Page 109 of The Fake Dating War

“No pressure about a future wedding or doing this for yourself again,” says Esha, smudging eyeshadow along my eyelid. “But how excited are you about your future with Jake?”

Excited… future… It’s way more complicated than she knows.

“What if love turns me into an idiot?” I ask instead of answering, voicing the secret demon of a fear that lives inside me.

“You’re already an idiot,” says Esha with fondness. “But also, I think it’s supposed to do that to a degree. Like I’m so excited about blending baby food. Isn’t that idiotic?”

“Blending baby food? But you hate mushy food.”

“You know what I mean.”

“Do I?”

“My back already hurts, I throw up, and I’m going to get huge. But like an idiot, I can’t wait for when Gurinder has to massage my swollen, stubby feet every night. Or when I tell him to trim my hoo-haw cause I can’t reach it myself.”

“That man is a saint,” I tell her with utmost sincerity.

“Please, I’m a catch. Every week, I rub oil into his hair before he washes it. He loves it. Don’t tell him I told you this, but he’s the one who is all, ‘Should we have a spa day, babe?’”

A wave of jealousy washes over my heart.

What my sister is talking about is a real, equitable partner.

And sure, in a fair and perfect world, I don’t mind giving more than taking sometimes, because not everyone has the same strengths. A good partner is supposed to forgive, accept, and nurture the other, even when they aren’t doing great. Setbacks happen. Life can be a real kick in the ovaries. Men, too, need support. It’s not like I expect to be treated like some grape-fed goddess. Sometimes. Occasionally. Here and there.

But even before the gambling messed it all up, back when Harry and I were dating, any time I complained, saying how it would beniceto not think, plan, and base all my actions around his schedule, he insisted that I was so good at balancing everything. That I was the perfect, nurturing girlfriend.

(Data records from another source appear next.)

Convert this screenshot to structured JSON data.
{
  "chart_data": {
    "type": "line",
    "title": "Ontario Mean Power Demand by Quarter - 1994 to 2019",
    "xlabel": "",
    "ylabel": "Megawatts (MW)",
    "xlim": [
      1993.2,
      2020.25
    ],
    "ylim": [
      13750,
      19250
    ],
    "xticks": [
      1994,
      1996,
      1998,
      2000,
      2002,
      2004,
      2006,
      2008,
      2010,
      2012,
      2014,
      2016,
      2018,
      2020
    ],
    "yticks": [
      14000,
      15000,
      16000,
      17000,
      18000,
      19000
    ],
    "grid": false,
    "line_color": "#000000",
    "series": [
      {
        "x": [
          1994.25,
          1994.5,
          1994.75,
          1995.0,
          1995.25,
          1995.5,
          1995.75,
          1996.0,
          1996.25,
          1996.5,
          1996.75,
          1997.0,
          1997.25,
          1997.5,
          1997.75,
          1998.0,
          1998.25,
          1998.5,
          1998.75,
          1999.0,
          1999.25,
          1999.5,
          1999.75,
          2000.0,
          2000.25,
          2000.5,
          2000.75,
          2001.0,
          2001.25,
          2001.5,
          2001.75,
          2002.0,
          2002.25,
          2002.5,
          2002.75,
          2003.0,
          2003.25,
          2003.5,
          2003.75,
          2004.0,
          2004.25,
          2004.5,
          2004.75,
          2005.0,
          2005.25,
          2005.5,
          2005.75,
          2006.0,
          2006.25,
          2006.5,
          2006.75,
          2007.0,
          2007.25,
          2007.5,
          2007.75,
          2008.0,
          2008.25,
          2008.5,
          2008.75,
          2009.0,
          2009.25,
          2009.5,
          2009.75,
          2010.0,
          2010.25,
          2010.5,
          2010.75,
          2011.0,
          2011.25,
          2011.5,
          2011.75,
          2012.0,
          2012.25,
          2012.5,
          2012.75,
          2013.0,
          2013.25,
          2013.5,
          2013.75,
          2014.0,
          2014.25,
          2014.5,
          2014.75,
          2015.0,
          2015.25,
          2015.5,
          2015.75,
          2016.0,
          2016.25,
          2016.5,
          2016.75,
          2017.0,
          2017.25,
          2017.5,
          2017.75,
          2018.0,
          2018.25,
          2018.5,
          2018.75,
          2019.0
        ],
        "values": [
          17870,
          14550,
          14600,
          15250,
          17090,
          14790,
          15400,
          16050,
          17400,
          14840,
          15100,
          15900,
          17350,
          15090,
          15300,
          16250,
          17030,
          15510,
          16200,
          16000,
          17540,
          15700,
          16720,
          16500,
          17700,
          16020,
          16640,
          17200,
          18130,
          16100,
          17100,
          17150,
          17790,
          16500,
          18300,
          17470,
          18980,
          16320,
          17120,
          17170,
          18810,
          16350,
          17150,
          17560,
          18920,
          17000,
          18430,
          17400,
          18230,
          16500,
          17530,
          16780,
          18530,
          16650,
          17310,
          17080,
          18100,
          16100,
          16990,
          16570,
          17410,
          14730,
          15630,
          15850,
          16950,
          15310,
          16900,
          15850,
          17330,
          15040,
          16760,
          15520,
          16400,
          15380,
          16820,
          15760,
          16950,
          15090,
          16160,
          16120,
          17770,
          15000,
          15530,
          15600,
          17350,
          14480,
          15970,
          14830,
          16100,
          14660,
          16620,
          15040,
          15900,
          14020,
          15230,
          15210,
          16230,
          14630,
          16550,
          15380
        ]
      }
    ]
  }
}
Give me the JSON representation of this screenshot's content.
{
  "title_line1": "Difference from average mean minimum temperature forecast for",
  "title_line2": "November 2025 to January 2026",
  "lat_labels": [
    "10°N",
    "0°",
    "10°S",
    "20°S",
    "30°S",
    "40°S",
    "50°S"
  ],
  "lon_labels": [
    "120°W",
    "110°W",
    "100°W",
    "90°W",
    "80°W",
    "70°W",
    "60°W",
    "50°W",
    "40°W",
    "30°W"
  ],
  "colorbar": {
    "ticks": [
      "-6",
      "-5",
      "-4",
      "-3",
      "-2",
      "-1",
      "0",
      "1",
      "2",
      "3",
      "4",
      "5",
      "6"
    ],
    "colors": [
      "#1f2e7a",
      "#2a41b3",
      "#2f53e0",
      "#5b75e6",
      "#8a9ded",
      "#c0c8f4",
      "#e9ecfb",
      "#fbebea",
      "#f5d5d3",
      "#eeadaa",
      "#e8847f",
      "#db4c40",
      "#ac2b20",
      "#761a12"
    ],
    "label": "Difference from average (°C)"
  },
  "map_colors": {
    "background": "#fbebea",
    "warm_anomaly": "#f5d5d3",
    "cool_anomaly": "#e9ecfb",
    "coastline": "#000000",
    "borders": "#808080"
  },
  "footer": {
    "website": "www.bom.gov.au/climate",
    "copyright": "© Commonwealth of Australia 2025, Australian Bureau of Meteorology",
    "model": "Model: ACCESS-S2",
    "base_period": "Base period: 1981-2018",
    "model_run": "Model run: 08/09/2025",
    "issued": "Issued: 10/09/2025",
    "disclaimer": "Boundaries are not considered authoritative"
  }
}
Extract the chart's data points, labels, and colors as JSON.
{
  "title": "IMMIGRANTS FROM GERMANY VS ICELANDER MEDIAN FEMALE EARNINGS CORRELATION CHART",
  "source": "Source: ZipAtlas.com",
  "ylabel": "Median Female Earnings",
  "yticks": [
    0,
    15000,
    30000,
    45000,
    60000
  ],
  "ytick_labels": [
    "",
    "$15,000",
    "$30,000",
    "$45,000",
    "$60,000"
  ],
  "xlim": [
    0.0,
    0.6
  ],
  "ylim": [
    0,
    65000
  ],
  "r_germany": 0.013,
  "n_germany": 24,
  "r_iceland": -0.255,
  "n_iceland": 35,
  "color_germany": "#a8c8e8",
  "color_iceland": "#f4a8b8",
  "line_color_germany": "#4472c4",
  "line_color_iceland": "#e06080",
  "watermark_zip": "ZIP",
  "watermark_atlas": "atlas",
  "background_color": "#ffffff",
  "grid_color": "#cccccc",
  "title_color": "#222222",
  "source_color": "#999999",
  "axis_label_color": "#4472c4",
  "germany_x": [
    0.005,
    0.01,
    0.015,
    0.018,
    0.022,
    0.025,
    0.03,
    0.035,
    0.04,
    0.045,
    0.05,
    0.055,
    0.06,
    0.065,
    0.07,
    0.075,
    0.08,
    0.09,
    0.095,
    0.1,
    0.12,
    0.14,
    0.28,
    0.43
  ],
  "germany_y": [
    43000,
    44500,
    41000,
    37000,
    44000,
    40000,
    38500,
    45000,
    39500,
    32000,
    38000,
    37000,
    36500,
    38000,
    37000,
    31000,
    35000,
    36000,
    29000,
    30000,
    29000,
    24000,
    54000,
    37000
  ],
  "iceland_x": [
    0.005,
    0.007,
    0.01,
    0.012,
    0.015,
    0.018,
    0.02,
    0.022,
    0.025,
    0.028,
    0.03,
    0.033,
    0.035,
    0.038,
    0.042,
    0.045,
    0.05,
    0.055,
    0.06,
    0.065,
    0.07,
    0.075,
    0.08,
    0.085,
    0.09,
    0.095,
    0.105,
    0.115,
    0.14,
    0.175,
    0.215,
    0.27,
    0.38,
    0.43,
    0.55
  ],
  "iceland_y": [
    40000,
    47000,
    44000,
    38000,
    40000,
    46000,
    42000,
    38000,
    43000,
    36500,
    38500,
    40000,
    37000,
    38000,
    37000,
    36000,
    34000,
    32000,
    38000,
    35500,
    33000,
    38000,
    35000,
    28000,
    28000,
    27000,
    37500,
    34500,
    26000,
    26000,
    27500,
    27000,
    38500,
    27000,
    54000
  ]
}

And like someone who has always been an Achiever, I let the compliment feed me. It made me so proud. Yes, I am the shield keeping this man together.

Now, I know better.

A partner is worth so much more. Maybe even better than an earth-shattering, squirt-astic orgasm… which I’ve never had happen to me. The squirting part. Yes, I’m manifesting. That’s how that works.

“You haven’t said I love you,” Esha guesses, finishing up with my eyes.

“No.”

Here is another opportunity for me to come clean. To tell her the real story of why Jake is here, but I’m afraid it will pull attention from her special moment. This is the eve of her reception, not a session for us to dig into my life. But as soon as she is back from her honeymoon, I’ll share the truth. I can’t stand her not knowing any longer.

“Do you love him?” she asks.

“No, of course not,” I scoff.

She gives me a very snooty eyebrow raise.

“I don’tlovehim,” I explain. “Not that I loathe him, either. I’m not saying that, but only warning you not to get overly excited like you do. These things are never guaranteed and you don’t know what’s going to happen in the future. All I know is we’ll be back at work soon, and sure, he is going to be there across from me. I mean, he has to be there. Always, he’s there. It’s what I count on—and—and what gives the day certainty.” I wave my hand in the air. “Only because we compete against each other. That’s why we’re at each other’s desks all the time, checking to see how the other is getting on with clients. And sure, I’ll probably toss him a compliment here and there. He carries a lot of worries on his shoulders about people he cares for and should decompress way more—but everyone in his life probably thinks that.”

“Do they?”

“Obviously. All you have to do is read his eyes. They get darker when he’s stressed, but a different kind of brightness and darkness mix when he’s worked up in a good way. And his mouth—is a really, really good mouth.” I clear my throat. “This is not me being a pervert, although it is fucking clever in certain naked-y situations. No, this is me saying that if you look at his mouth, you can guess his feelings. It doesn’t just smirk at you. It can be exasperated when you’ve done or said something outrageous and he wants to shake you a little, but is trying to be patient. I really lo—like when that happens. It’s fun. Bothering him. Actually, there’s this meter in my head.”

Esha runs a serum through my hair, polishing the waves. “What kind of meter?”

“It’s more of a vague score. And I’m sure he has it, too. You see, we try to keep the other person distracted. Bonus points if they break and laugh. A snort counts. Jake does that when he’s trying hard to keep a blank face and his nostrils are flaring, but I’ve really amused him. He also does it at night in his sleep. Do you know he dreams in colors but not shapes?”

She hands me a shimmery lip gloss. “That is… interesting.”

I glide it on while rolling my eyes. “Not interesting. Weird. I told him it’s because he punishes his brain with spreadsheets. He has one for his expenses every month. And his investment budget is like a hundred pages long. The man is obsessed with a good formula and thinks it helps make his life easier.” My eyes narrow. “I called it a kink. Why else give such a blank check for others to send him anything to organize and strategize? He totally gets off on it.”